Can you have default parameters on a readonly struct in c#?

Counter-intuitively you can't have all default parameters or an explicit parameterless constructor on a struct, this is not limited to readonly struct.

Unlike a class, a struct is value-type and is not required to have a constructor, so in your case you aren't providing any parameters at all, hence the constructor never gets called.

As noted in the documentation

Limitations with the design of a structure type

When you design a structure type, you have the same capabilities as with a class type, with the following exceptions:

You can't declare a parameterless constructor. Every structure type already provides an implicit parameterless constructor that produces the default value of the type.

When you don't supply parameters, the generated IL will call

OpCodes.Initobj Field

Initializes each field of the value type at a specified address to a null reference or a 0 of the appropriate primitive type.

Furthermore

Unlike Newobj, initobj does not call the constructor method. Initobj is intended for initializing value types, while newobj is used to allocate and initialize objects.

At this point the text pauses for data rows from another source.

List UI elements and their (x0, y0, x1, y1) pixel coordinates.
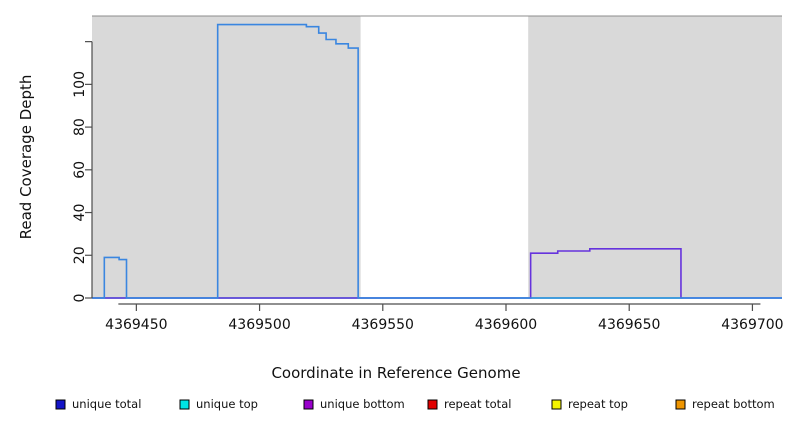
x-tick-label: 4369700 (721, 317, 783, 333)
legend-label: unique total (72, 397, 141, 411)
chart-legend: unique total unique top unique bottom repea… (55, 397, 775, 411)
x-tick-label: 4369550 (352, 317, 414, 333)
y-axis-title: Read Coverage Depth (17, 75, 35, 240)
legend-item[interactable]: unique bottom (303, 397, 405, 411)
legend-color-swatch (303, 399, 314, 410)
x-tick-label: 4369500 (228, 317, 290, 333)
legend-label: unique top (196, 397, 258, 411)
y-tick-label: 0 (72, 294, 88, 303)
x-tick-label: 4369650 (598, 317, 660, 333)
data-series-group (92, 23, 782, 299)
legend-color-swatch (675, 399, 686, 410)
series-unique-total (92, 23, 782, 299)
legend-color-swatch (551, 399, 562, 410)
legend-item[interactable]: repeat top (551, 397, 628, 411)
legend-label: repeat bottom (692, 397, 775, 411)
series-unique-bottom (92, 248, 782, 299)
shaded-bands-group (92, 16, 782, 298)
y-axis-group: 0 20 40 60 80 100 Read Coverage Depth (17, 41, 93, 303)
x-axis-group: 4369450 4369500 4369550 4369600 4369650 43697… (105, 303, 784, 382)
legend-label: repeat total (444, 397, 511, 411)
y-tick-label: 60 (72, 161, 88, 179)
y-tick-label: 20 (72, 246, 88, 264)
y-tick-label: 80 (72, 118, 88, 136)
legend-item[interactable]: unique total (55, 397, 141, 411)
legend-label: unique bottom (320, 397, 405, 411)
legend-color-swatch (179, 399, 190, 410)
y-tick-label: 40 (72, 204, 88, 222)
legend-color-swatch (427, 399, 438, 410)
annotated-feature-band-left (92, 16, 361, 298)
legend-item[interactable]: unique top (179, 397, 258, 411)
y-tick-label: 100 (72, 71, 88, 98)
y-axis-ticks: 0 20 40 60 80 100 (72, 41, 92, 303)
annotated-feature-band-right (528, 16, 782, 298)
x-axis-ticks: 4369450 4369500 4369550 4369600 4369650 43697… (105, 304, 784, 333)
x-axis-title: Coordinate in Reference Genome (271, 364, 520, 382)
legend-color-swatch (55, 399, 66, 410)
legend-label: repeat top (568, 397, 628, 411)
x-tick-label: 4369600 (475, 317, 537, 333)
x-tick-label: 4369450 (105, 317, 167, 333)
legend-item[interactable]: repeat total (427, 397, 511, 411)
legend-item[interactable]: repeat bottom (675, 397, 775, 411)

In contrast, in the following case it will. Defaults will be initalized the way you expect.

var asd = new ReadonlyStruct(2);

The following generated IL will be

newobj instance void ReadonlyStruct::.ctor(int32, uint8, bool)

OpCodes.Newobj Field

The newobj instruction allocates a new instance of the class associated with ctor and initializes all the fields in the new instance to 0 (of the proper type) or null references as appropriate. It then calls the constructor ctor with the given arguments along with the newly created instance. After the constructor has been called, the now initialized object reference (type O) is pushed on the stack.

In short, you may need to rethink your problem or use a static create method.


Optional parameters in C# always work this way. For any given call, if there are two overloads that are applicable, and one requires the compiler to use the default value as the argument for a parameter and the other doesn't, the one that doesn't require it "wins". Here's a simple example of that:

using System;

class Test
{
    static void Main()
    {
        // Prints "Parameterless"
        Foo();
    }

    static void Foo() =>
        Console.WriteLine("Parameterless");

    static void Foo(int x = 0) =>
        Console.WriteLine("Parameterized");
}

Next, remember that every struct implicitly has a parameterless constructor. From the C# 5 ECMA standard, section 16.4.9:

Unlike a class, a struct is not permitted to declare a parameterless instance constructor. Instead, every struct implicitly has a parameterless instance constructor, which always returns the value that results from setting all value type fields to their default value and all reference type fields to null.

Put those two facts together, and the behaviour you're seeing makes perfect sense. The parameterless constructor is used in preference to the parameterized one, when you don't specify any argument. You can see exactly the same thing with a class, where the parameterless constructor is explicit:

using System;

class Test
{
    static void Main()
    {
        // Prints "Parameterless"
        Foo f = new Foo();
    }
}

class Foo
{
    public Foo()
    {
        Console.WriteLine("Parameterless");
    }

    public Foo(int x = 0, int y = 0)
    {
        Console.WriteLine("Parameterized");
    }
}

So what you're seeing is the C# language being entirely consistent. It may not be the behaviour you want, but I believe it's behaviour that makes perfect sense.

Note that if you specify any arguments, e.g. new Foo(x: 0), then the parameterized overload will be chosen, and the defaults will be used for any parameter without a corresponding argument.

As you've said elsewhere, the way to work around this is to declare a static method with optional parameters, that doesn't have a parameterless overload. That way, the same method will be called whichever arguments are provided - and that can then call the constructor.